А теперь настало время главного тезиса. Когда Конвей со студентами впервые попробовали создать двумерный мир, в котором происходило бы что-нибудь интересное, они обнаружили, что ничего не работает. Чтобы отыскать простой физический закон «Жизни» в Чрезвычайно обширном пространстве возможных простых законов, группе трудолюбивых и талантливых исследователей потребовалось больше года. Все очевидные варианты не подошли. Чтобы понять суть проблемы, попробуйте изменить «константы» для рождений и смертей (замените, например, в правиле о рождениях тройку на четверку) и посмотрите, что выйдет. Миры с измененной физикой либо немедленно застынут в одном состоянии, либо столь же быстро рассыплются в прах.
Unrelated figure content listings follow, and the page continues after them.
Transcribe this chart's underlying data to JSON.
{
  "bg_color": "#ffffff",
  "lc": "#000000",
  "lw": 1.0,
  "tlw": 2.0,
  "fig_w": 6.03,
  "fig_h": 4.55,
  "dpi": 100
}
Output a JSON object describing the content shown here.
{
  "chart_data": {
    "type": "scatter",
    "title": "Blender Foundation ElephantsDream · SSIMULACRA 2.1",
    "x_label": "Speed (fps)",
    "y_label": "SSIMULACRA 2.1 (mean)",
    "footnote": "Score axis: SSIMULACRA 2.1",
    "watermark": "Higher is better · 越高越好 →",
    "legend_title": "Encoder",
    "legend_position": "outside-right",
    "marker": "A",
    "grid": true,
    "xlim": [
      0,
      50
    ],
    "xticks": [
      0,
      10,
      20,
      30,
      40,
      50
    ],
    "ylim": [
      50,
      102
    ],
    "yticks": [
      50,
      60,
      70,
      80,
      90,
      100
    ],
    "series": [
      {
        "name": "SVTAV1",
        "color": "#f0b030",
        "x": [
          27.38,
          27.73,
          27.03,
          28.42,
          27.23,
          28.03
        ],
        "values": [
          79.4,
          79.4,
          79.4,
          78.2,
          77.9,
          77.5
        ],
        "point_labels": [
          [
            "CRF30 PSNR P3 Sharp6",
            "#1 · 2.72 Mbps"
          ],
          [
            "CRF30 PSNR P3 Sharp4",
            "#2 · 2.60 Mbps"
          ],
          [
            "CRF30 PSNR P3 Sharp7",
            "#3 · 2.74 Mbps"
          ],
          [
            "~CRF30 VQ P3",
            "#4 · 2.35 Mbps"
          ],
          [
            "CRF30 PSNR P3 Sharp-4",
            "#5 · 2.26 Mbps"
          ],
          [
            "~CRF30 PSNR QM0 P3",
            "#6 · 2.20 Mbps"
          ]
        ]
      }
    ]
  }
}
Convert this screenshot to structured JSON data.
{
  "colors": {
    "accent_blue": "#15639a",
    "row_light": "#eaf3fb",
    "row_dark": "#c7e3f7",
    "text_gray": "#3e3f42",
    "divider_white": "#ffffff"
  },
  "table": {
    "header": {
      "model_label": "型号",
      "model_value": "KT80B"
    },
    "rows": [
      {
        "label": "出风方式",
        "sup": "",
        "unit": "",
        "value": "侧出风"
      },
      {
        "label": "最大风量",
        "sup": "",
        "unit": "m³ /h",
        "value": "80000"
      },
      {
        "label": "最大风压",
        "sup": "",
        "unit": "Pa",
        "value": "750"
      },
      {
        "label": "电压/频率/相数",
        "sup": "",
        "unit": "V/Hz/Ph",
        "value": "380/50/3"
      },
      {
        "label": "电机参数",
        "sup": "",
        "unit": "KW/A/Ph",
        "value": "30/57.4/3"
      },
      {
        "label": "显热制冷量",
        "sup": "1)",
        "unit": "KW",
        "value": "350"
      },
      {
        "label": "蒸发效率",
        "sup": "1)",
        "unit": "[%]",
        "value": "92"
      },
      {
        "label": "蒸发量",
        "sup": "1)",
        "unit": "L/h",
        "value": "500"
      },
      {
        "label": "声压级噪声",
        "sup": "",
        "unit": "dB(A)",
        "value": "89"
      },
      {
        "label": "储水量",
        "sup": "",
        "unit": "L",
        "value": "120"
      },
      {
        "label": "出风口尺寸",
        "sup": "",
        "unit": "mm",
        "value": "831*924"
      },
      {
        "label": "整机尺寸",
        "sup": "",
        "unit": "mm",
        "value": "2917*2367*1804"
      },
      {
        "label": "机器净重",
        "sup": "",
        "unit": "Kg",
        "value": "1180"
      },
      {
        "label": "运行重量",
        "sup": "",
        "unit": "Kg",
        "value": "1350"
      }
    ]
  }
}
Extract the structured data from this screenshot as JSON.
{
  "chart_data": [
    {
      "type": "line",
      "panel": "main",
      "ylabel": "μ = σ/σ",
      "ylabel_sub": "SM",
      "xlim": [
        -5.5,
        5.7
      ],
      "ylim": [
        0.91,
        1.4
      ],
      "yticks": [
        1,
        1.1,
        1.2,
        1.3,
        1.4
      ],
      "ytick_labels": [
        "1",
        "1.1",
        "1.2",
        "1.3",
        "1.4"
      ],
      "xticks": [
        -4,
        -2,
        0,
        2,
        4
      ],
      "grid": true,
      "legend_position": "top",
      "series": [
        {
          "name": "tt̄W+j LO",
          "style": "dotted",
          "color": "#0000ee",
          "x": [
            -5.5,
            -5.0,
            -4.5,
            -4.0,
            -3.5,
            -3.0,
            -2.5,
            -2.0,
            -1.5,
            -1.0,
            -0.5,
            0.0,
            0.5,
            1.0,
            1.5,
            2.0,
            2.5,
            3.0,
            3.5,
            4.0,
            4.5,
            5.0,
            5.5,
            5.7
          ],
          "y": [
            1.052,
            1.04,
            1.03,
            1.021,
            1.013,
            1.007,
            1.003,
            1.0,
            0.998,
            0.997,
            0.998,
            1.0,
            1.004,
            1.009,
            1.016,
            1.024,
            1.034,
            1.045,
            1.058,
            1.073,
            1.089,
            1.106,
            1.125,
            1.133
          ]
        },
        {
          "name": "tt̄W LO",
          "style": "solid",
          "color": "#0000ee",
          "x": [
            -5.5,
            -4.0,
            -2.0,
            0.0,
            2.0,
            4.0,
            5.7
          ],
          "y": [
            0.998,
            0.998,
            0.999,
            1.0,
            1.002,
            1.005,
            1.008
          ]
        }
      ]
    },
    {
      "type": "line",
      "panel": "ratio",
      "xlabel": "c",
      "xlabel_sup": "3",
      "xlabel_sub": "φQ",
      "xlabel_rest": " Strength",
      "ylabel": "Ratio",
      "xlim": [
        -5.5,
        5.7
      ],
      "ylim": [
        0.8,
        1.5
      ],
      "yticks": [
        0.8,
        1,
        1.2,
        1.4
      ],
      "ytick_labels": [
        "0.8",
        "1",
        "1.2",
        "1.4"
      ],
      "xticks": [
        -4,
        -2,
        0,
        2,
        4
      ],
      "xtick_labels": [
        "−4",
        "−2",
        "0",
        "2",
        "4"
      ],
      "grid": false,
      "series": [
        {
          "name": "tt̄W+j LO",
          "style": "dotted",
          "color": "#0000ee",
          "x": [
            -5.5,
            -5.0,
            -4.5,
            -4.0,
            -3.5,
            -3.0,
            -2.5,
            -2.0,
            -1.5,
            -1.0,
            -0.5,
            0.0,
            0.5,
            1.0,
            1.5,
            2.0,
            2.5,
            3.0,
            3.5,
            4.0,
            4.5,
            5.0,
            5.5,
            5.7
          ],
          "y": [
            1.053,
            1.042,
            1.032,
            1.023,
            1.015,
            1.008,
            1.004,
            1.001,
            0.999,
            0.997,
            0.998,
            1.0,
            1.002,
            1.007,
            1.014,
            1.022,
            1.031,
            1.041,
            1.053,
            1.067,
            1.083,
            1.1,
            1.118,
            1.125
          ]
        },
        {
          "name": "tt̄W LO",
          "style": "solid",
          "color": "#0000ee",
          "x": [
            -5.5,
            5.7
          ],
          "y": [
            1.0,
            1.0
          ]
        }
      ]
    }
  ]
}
Конвею и его ученикам нужен был мир, в котором был бы возможен рост, но не слишком взрывной; в котором «организмы» – высокоорганизованные конфигурации клеток – могли бы двигаться и изменяться, но одновременно сохраняли бы устойчивость во времени. И, разумеется, это должен был быть мир, в котором структуры могли бы «совершать» что-то интересное (например, протаптывать тропинки, поглощать или отгонять других «существ»). Насколько Конвею известно, из всех воображаемых двумерных миров лишь один удовлетворяет этим desiderata: мир игры «Жизнь». В любом случае все проверенные в последующие годы варианты и близко не могли сравниться с ним по критериям Конвея: простоте, изобилию, элегантности. Мир «Жизни» может и в самом деле оказаться лучшим из возможных (двумерных) миров.

А теперь представим, что в игре «Жизнь» некие самовоспроизводящиеся Универсальные машины Тьюринга беседуют об известном им мире с его удивительно простой физикой, которую во всем ее многообразии можно сформулировать в одном-единственном предложении230. Они допустили бы логическую ошибку, заявив, что, поскольку они существуют, мир игры «Жизнь» с его физикой был обязан существовать; в конце концов, Конвей мог решить стать сантехником или игроком в бридж вместо того, чтобы изучать этот мир. Но что, если бы они решили, что их мир с его элегантной поддерживающей «Жизнь» физикой попросту слишком прекрасен, чтобы появиться без участия Разумного Создателя? Они были бы правы, скоропалительно решив, что обязаны существованием действиям мудрого Законодателя! Бог существует, и имя ему – Конвей.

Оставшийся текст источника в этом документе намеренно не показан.